I finished my last run for 2021 this morning. In Manipal winters give you a pass. Except in the mornings when it winks at you as the morning light yawns and nudges out the moon. When I am out there, which happens best once a week, for my longer runs, usually on a Sunday, somedays it is disappointingly warm. On other days there is a lazy chill, not eager to really get on with its business. Occasionally it is somewhat properly cold, with a bit of a tangy breeze slicing through you. One starts in the pitch dark because even if the days are abysmally short, any later would mean finishing when everything is up and abuzz and there is too much sun to be comfortable. It is the golden hour. Few silhouettes in the distance, too early for the street dogs, who will shortly wake up and patrol their domain, sometimes snap at you for no reason. As much as I love dogs, I am afraid of them when I run. Once I was surrounded by an angry pack and one even charged up right to me. But before having to stay alert and watch out for unpredictable, overgrown snarly pups, there is such a time when you can lose yourself on a morning run. The night sky fades away gradually. Like little children unwilling to have their playtime curtailed you have the moon and a smattering of stars lingering in the faint light of dawn. Followed by a riot of colours in the horizon. A light mist rises over little waterbodies like the steaming cuppa in your kitchen. It is the most glorious time. My time.

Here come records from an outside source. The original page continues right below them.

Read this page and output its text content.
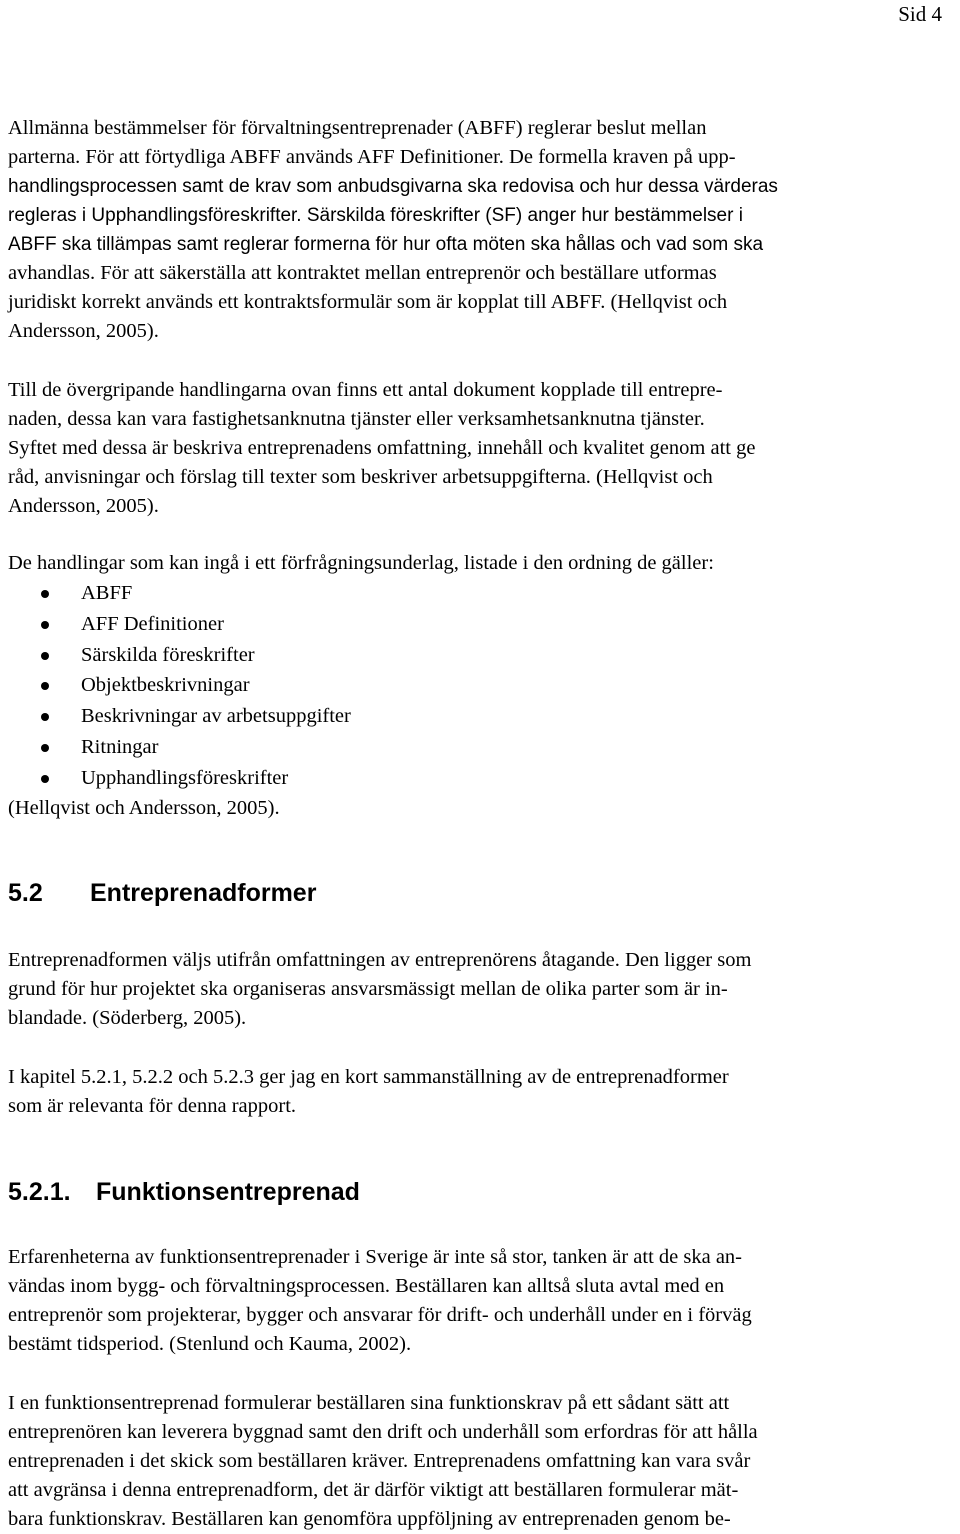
Sid 4
Allmänna bestämmelser för förvaltningsentreprenader (ABFF) reglerar beslut mellan
parterna. För att förtydliga ABFF används AFF Definitioner. De formella kraven på upp-
handlingsprocessen samt de krav som anbudsgivarna ska redovisa och hur dessa värderas
regleras i Upphandlingsföreskrifter. Särskilda föreskrifter (SF) anger hur bestämmelser i
ABFF ska tillämpas samt reglerar formerna för hur ofta möten ska hållas och vad som ska
avhandlas. För att säkerställa att kontraktet mellan entreprenör och beställare utformas
juridiskt korrekt används ett kontraktsformulär som är kopplat till ABFF. (Hellqvist och
Andersson, 2005).
Till de övergripande handlingarna ovan finns ett antal dokument kopplade till entrepre-
naden, dessa kan vara fastighetsanknutna tjänster eller verksamhetsanknutna tjänster.
Syftet med dessa är beskriva entreprenadens omfattning, innehåll och kvalitet genom att ge
råd, anvisningar och förslag till texter som beskriver arbetsuppgifterna. (Hellqvist och
Andersson, 2005).
De handlingar som kan ingå i ett förfrågningsunderlag, listade i den ordning de gäller:
ABFF
AFF Definitioner
Särskilda föreskrifter
Objektbeskrivningar
Beskrivningar av arbetsuppgifter
Ritningar
Upphandlingsföreskrifter
(Hellqvist och Andersson, 2005).
5.2 Entreprenadformer
Entreprenadformen väljs utifrån omfattningen av entreprenörens åtagande. Den ligger som
grund för hur projektet ska organiseras ansvarsmässigt mellan de olika parter som är in-
blandade. (Söderberg, 2005).
I kapitel 5.2.1, 5.2.2 och 5.2.3 ger jag en kort sammanställning av de entreprenadformer
som är relevanta för denna rapport.
5.2.1. Funktionsentreprenad
Erfarenheterna av funktionsentreprenader i Sverige är inte så stor, tanken är att de ska an-
vändas inom bygg- och förvaltningsprocessen. Beställaren kan alltså sluta avtal med en
entreprenör som projekterar, bygger och ansvarar för drift- och underhåll under en i förväg
bestämt tidsperiod. (Stenlund och Kauma, 2002).
I en funktionsentreprenad formulerar beställaren sina funktionskrav på ett sådant sätt att
entreprenören kan leverera byggnad samt den drift och underhåll som erfordras för att hålla
entreprenaden i det skick som beställaren kräver. Entreprenadens omfattning kan vara svår
att avgränsa i denna entreprenadform, det är därför viktigt att beställaren formulerar mät-
bara funktionskrav. Beställaren kan genomföra uppföljning av entreprenaden genom be-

I don’t get to run many mornings because of our work and home schedules. Except Sunday long runs, most of my runs happen after work in the evenings. Scampering back, zigzagging through the pre-run routine till I’m finally on the run. And depending on the workout, one goes from pure adrenalin rush doing intervals or speed sessions to zen calm on easy sessions. But there is no quiet. Not until you look up. The rolling fields of lush blue are a sea of silence, broken occasionally by a ripple of breeze. On hard days the sky is my solace. It is a treat most days. But especially on tough days when one is reeling from life and running the sky feels like a haven. In monsoons, of which we get plenty in Manipal, the bleary skies often melt into petulant rain. Sometimes when the weight of everything in and around seems too much, the sky seems to understand. The rain pours out and hugs you. On other days you run in sync with its ferocity. You flow like it does.

If you know me now, you know that I run. That I am writing about my running seems surreal though. You would understand what I mean if you knew me from before, especially if you knew me in school and college. How then, is probably not so relevant anymore. But why. That. One certainly continues to unpeel. When I began running in 2020, little distances were my marathon. With today’s run I finished 1500 kms for 2021. I ran a half marathon on Christmas Eve this year but my hardest effort right now, most certainly is an easy run for many runners. But one grows. In running, as in life it is all relative. One of the biggest reasons I am fond of running is because it is the best metaphor for life. I don’t run as a social activity, nor for weight, all though in my head I’ll always be the overweight kid who hated PT in school. Most days I run because it is a habit. But within the ambit of routine, I run to escape the world, to think and process, vent, to feel powerful and sometimes, to melt and become one with the sky and the rain. And many days at work, even in my science I think like a runner. To show up on hard days, beaten down, unsure and questioning. In feeling gratitude for learnings, failings and the opportunity to try again. In the rigamarole of the mundane in pursuit of the extraordinary. Sometimes that is where the power lies. Your marathon, maybe that one step holding you back. From believing in how truly amazing you can be and how much fun is to be had in chasing just that.